When compulsory heterosexuality and compulsory cisgender identification come into a conversation, it’s usually a good thing. Smash that Patriarchy, tear down that Gender Binary! One of its flexible applications is explanatory: when if one is “closeted” they have to “come out.” Normativity that doesn’t include LGBTQIA+ individuals is why “coming out” is even a thing; the compulsory part comes from the enforcing and reinforcing of those norms that are ever present implying, or outright saying, that it is correct to be heterosexual, cisgender and incorrect to be Queer and/or Trans*. (These compulsory identifications can also consist of far more complex dynamics inseparable from each other, economics can play a part in compulsory heterosexuality and compulsory cisgender identification, for example.)

One sees all around them messages of heteronormativity, even from their own friends and family sometimes. From politics to sitcoms to news stories highlighting LGBTQIA+ directed violence, these messages are completely unavoidable. They may be presented in magazines or hearing a friend use “gay” as a slur, or politicians vehemently upholding “traditional marriage,” all the way up through the pope comparing Trans* folk to nuclear bombs. It is the butt of jokes on television, and it is seen in the backlash against television ads that are striving to be more inclusive. 

They are pushed on people without people even knowing it. Some Queer folk literally have or had no idea they are on the LGBTQIA+ spectrum. Surrounded and barraged by what is deemed “normal” and what is “not normal.” For lack of a better term at this time—serving as proof that compulsory heterosexuality and compulsory cisgender identification is real, as there are little to no words to comprehensively describe, analyze, and sustain conversations around it—people may be “brainwashed.” Not in the wicked cool SciFi way; in the super not cool subjugated, marginalized, day-to-day microaggressions, exclusion, and automatic disenfranchisement of Queers way.

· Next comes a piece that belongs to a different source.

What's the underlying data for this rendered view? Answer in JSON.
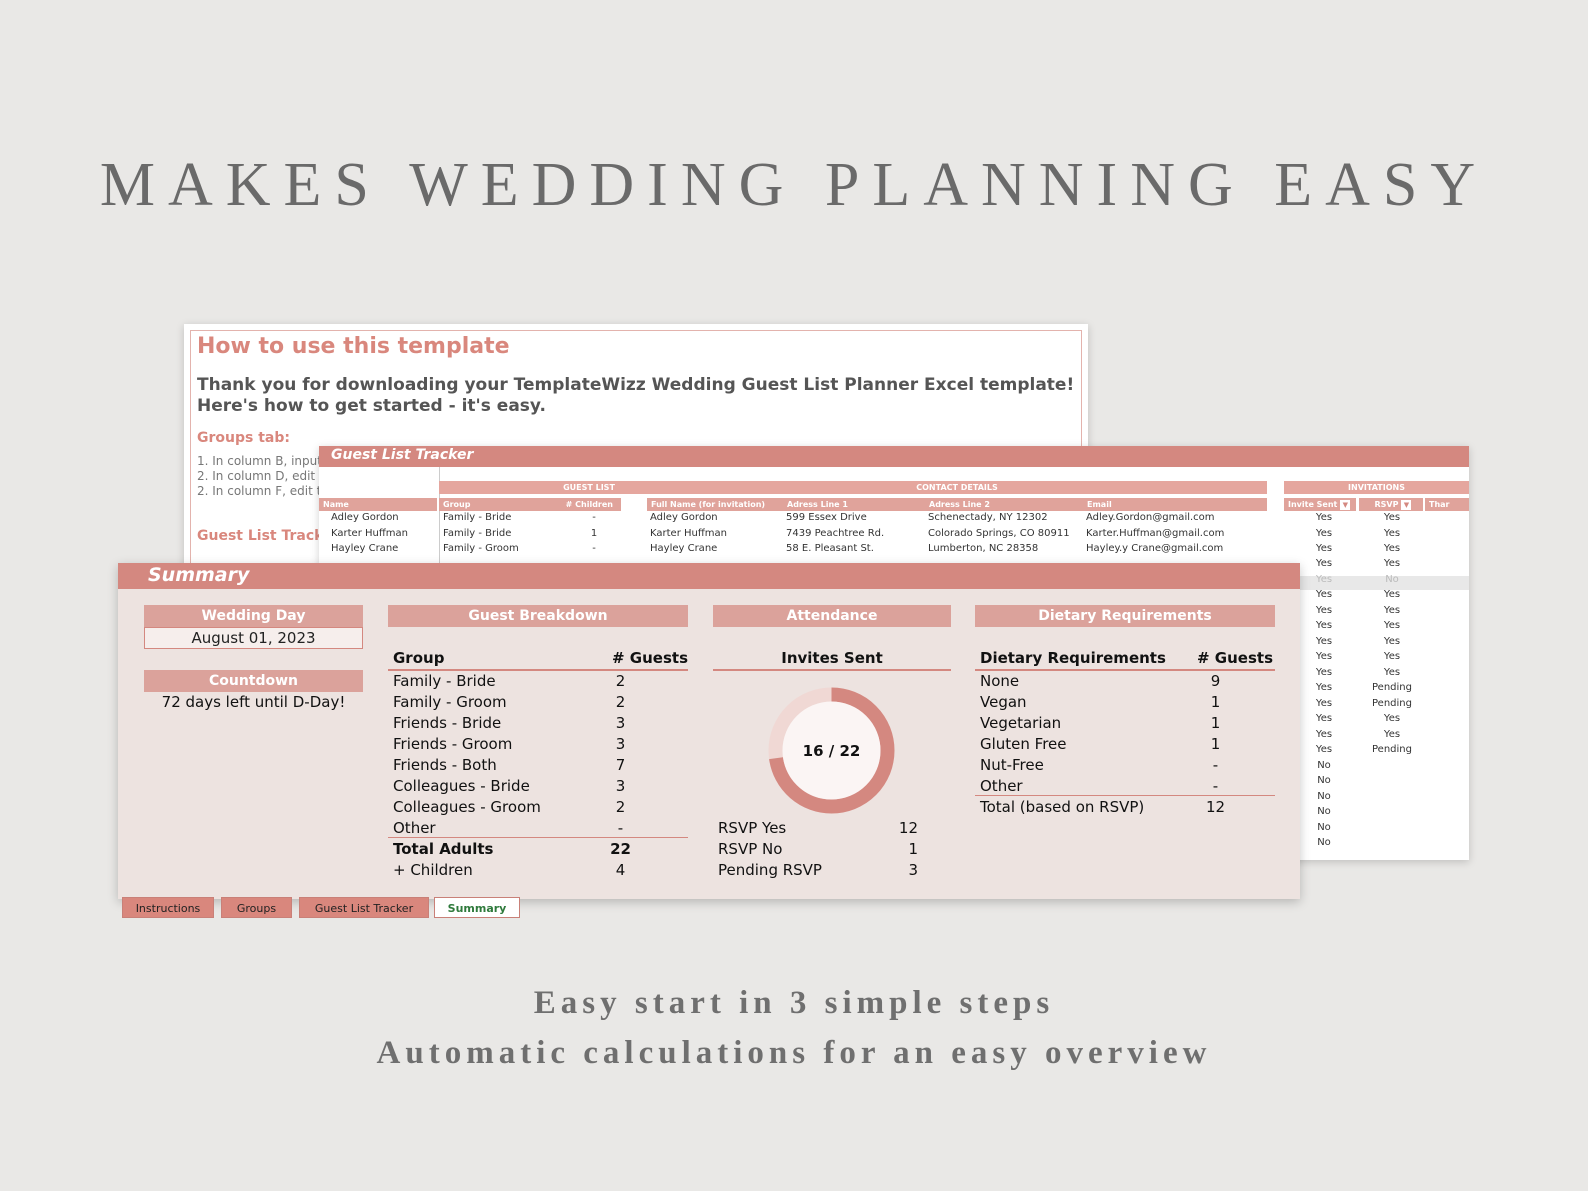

A few years back, I met a woman who explained she did not even question the fact that she may be a lesbian until she was 60 years old. Despite her inner feelings, she just figured it just wasn’t even an option. This woman, like many Queer men and women and non-binary folk, was living heterosexually in a compulsive manner. 

None of this is to say that it is a given person’s fault for that original, potentially ongoing, compulsion—or “brainwashing,” if you prefer. My hope is to communicate a message that is the exact opposite of that. When compulsory heterosexuality and compulsory cisgender identification are discussed, it should never be an accusation; it should never be presented as a fault or a flaw for the “buying into” cis-het kyriarchy. The cis-het kyriarchy’s strong ability to cause compulsory anything is one of the reasons groups, movements, and people are trying to tear it down.